Marine litter prevention is of paramount importance in India, Sri Lanka, and the Maldives, given their extensive coastlines and abundant marine biodiversity. These countries heavily depend on their oceans for livelihoods, tourism, and food security. However, the escalating problem of marine litter poses a severe threat to these ecosystems and their associated socio-economic activities.
Addressing marine litter requires a comprehensive approach involving various stakeholders, including governments, industries, communities, and civil society organisations. Crucial steps to tackle this issue include the implementation of effective waste management systems, the promotion of recycling and sustainable consumption patterns, and raising awareness about the impacts of marine litter.
The recent Prevention of Marine Litter Conference and the PROMISE Sustainability Awards 2023 were organised in Thiruvananthapuram, Kerala, India, as part of the EU-funded SWITCH-Asia Prevention of Marine Litter in the Lakshadweep Sea (PROMISE) project. The conference focused on sharing best practices in combating marine litter among the Maldives, Sri Lanka, and India. Meanwhile, the PROMISE Sustainability Awards 2023 acknowledged the efforts made by tourism enterprises in minimising waste at their premises.
Keynote speeches were delivered by notable figures such as Dr. A. M. Sheela (Member Secretary, Kerala Pollution Control Board, India), Mr. Sunil Garusingai (Director, Central Environmental Authority, Sri Lanka), and Mr. Ali Majid (Deputy Minister, Ministry of Environment, Climate Change and Technology, Maldives). These speakers emphasised the urgent need for collaborative action across stakeholders to prevent marine litter.
The conference included presentations on the activities and achievements of the PROMISE project, as well as other related initiatives. Projects such as Circular Economy Solutions Preventing Marine Litter in Ecosystems (CES), SWITCH-Asia PLASTICS (Promoting Long-term Approaches for a Sustainable, Transformative, and Inclusive Circular Economy in Sri Lanka), and the EPR Scheme for plastic and packaging wastes in the Maldives were discussed, highlighting their contributions to marine litter prevention.
Two panel discussions took place during the conference. The first panel focused on the Extended Producer Responsibility (EPR) framework for tackling marine litter, particularly in relation to plastics and its implementation, especially within the MSME sector. The second panel cantered around boosting tourism through the promotion of clean beaches, with a specific emphasis on the positive impact of eco-tourism schemes like the 'Blue Flag' certification in the South Asian region.
The PROMISE Sustainability Awards recognised two enterprises from each of the Maldives, Sri Lanka, and India. Videos showcasing the efforts of the winning enterprises were played, and the winners shared their experiences and the steps they took to implement sustainability measures, inspiring the audience.
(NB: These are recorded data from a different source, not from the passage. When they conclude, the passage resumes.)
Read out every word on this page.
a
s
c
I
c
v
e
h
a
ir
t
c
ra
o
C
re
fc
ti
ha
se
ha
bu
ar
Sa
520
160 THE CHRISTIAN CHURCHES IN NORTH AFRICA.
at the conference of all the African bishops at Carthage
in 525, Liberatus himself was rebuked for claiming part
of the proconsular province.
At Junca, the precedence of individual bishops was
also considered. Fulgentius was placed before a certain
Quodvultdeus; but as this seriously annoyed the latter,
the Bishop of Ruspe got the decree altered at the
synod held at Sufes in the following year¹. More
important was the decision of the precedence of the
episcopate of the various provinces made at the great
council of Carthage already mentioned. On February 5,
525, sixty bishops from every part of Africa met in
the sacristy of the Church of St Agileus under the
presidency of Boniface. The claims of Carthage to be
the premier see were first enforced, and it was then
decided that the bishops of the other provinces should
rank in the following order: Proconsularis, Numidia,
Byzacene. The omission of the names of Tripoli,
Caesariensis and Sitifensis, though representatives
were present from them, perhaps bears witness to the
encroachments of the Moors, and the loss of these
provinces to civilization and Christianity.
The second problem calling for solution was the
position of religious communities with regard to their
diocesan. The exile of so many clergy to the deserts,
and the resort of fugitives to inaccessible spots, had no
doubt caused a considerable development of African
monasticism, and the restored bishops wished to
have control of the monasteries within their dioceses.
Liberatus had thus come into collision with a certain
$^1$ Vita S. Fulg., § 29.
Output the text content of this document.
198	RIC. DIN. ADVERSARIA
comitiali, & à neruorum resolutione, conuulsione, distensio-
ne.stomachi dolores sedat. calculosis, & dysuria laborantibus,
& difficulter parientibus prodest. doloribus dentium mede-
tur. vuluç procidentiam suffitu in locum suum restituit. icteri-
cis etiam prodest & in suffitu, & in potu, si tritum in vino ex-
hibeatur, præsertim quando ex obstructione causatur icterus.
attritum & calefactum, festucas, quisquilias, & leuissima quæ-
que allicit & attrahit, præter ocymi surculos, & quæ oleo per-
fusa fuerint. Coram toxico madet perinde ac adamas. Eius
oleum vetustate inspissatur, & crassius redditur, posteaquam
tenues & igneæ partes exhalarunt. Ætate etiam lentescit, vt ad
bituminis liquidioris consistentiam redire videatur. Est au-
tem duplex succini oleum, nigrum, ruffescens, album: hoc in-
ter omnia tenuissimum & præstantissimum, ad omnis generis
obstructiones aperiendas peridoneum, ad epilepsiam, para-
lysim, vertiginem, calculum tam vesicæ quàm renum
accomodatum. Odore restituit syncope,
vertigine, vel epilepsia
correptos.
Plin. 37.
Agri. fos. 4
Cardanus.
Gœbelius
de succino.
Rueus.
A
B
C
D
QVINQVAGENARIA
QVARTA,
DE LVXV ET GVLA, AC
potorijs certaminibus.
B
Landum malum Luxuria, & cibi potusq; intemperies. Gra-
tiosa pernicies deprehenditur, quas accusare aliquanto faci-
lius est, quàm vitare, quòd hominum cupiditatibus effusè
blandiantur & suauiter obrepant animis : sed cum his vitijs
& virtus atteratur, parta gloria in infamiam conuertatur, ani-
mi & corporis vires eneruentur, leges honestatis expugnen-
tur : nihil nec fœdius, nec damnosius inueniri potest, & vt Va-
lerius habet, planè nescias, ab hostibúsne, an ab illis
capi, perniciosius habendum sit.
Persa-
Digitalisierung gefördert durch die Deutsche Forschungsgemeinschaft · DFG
The conference witnessed the participation of individuals from governmental bodies, development organisations, NGOs, private sectors including tourism enterprises, and academic institutions involved in marine litter prevention and waste management.
Collaboration among stakeholders, coupled with the implementation of comprehensive waste management strategies and sustainable practices, will play a pivotal role in mitigating the impacts of marine litter and securing a healthy future for the oceans in these nations.